Would Glover harm them? She hated to think he’d dispose of living creatures to avoid a fine. But why wouldn’t he? He obviously didn’t care that intelligent animals had been wrenched from their jungle homes, shipped under dreadful conditions a thousand miles away and then cooped up inside a tiny prison. And to think she’d even helped round up the darlings and placed them back in jail so Glover couldn’t break a wing, the whole time acutely aware of the detective’s intense blue eyes scrutinizing her movements. Hammer had even helped her corner one African gray parrot.

So she’d only made matters worse for the birds. Maybe she should listen to Agent Gillis and stop her commando raids to gather proof. Unless...well, maybe Glover wouldn’t be so quick to deal with poachers next time one approached him. That was something, wasn’t it?

Something, not much. But no, she couldn’t stop. She had to try.

The condo’s automatic doors whooshed open, and she entered the chilly elegance of the Enclave’s lobby.

“Why such a sad face, Junie?”

Jerked from her tumbling thoughts, she nodded to Magda, the condo’s dark-haired, eagle-eyed concierge seated in her usual spot behind the sleek oak counter.

“My goodness,” Magda continued in her lilting accent, “you look like the condo association made you get rid of Lazarus.”

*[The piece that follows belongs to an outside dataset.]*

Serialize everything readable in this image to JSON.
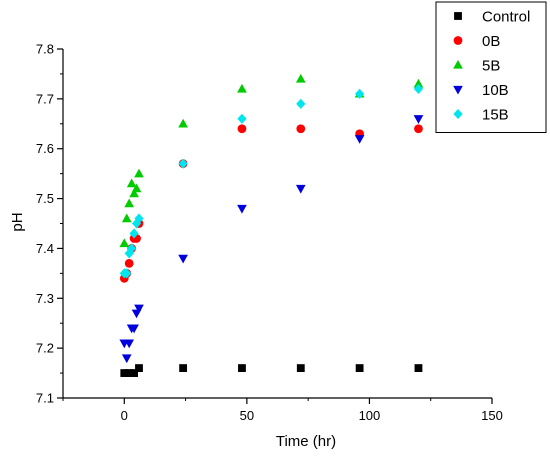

Alarm shot down June’s spine. Nothing happened in this thirty-story building that Magda didn’t know about first. “Has there been another meeting? What have you heard?”

Magda held up long, manicured fingers. “I was kidding.”

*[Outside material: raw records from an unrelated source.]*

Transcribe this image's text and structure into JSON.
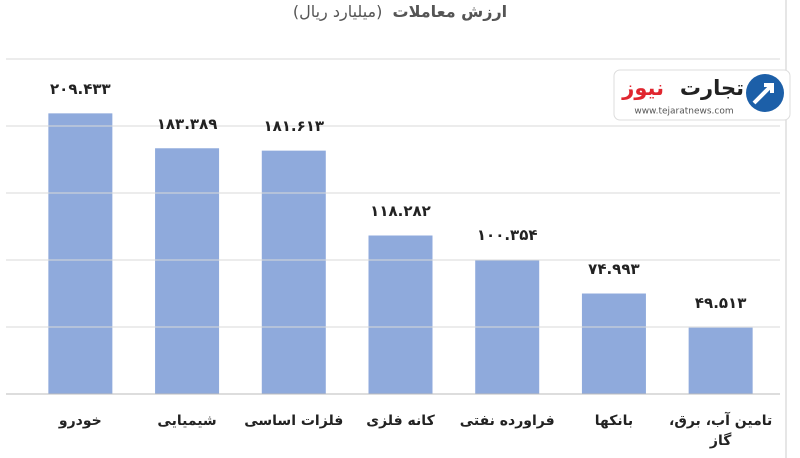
{
  "chart_data": {
    "type": "bar",
    "title": "ارزش معاملات",
    "subtitle": "(میلیارد ریال)",
    "categories": [
      "خودرو",
      "شیمیایی",
      "فلزات اساسی",
      "کانه فلزی",
      "فراورده نفتی",
      "بانکها",
      "تامین آب، برق، گاز"
    ],
    "values": [
      209.433,
      183.389,
      181.613,
      118.282,
      100.354,
      74.993,
      49.513
    ],
    "value_labels": [
      "۲۰۹.۴۳۳",
      "۱۸۳.۳۸۹",
      "۱۸۱.۶۱۳",
      "۱۱۸.۲۸۲",
      "۱۰۰.۳۵۴",
      "۷۴.۹۹۳",
      "۴۹.۵۱۳"
    ],
    "color": "#8faadc",
    "ylim": [
      0,
      250
    ],
    "yticks": [
      0,
      50,
      100,
      150,
      200,
      250
    ],
    "grid": true
  },
  "logo": {
    "name_main": "تجارت",
    "name_accent": "نیوز",
    "url": "www.tejaratnews.com"
  }
}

June blew out a breath. Not funny, but Magda couldn’t know how worried she was about that rumor. Among others. “Good.”

Magda leaned forward, resting on her forearms. “So, what’s wrong, sweetie?”

“Just a rotten morning,” June said. The less said about her investigative activities, the better.

“Were your buses late again?” Magda persisted.

“Actually, the system stayed on schedule today.”

Magda shook her head. “I don’t know how you manage to get around Miami on a bus.”

“You just have to make that commitment,” June said and then added with a grin, “and allow enough time.”

“I need my car. Will your uncle be at the Labor Day party this year?”

“He hasn’t decided.” June removed her key from her purse and stepped to the bank of mailboxes on the wall left of Magda’s position. “The weather’s been great in New York, so he’s not sure he wants to come when it’s so humid here.”

“So, when was the last time you drove the Cobra?”

June paused in removing mail from her slot. When had she last driven Uncle Mike’s antique gas-guzzler? She’d promised to fire it up at least once a week. She grabbed mail and stuffed it inside her bag. “Thanks for the reminder. Guess I’m going down to the dungeon later.”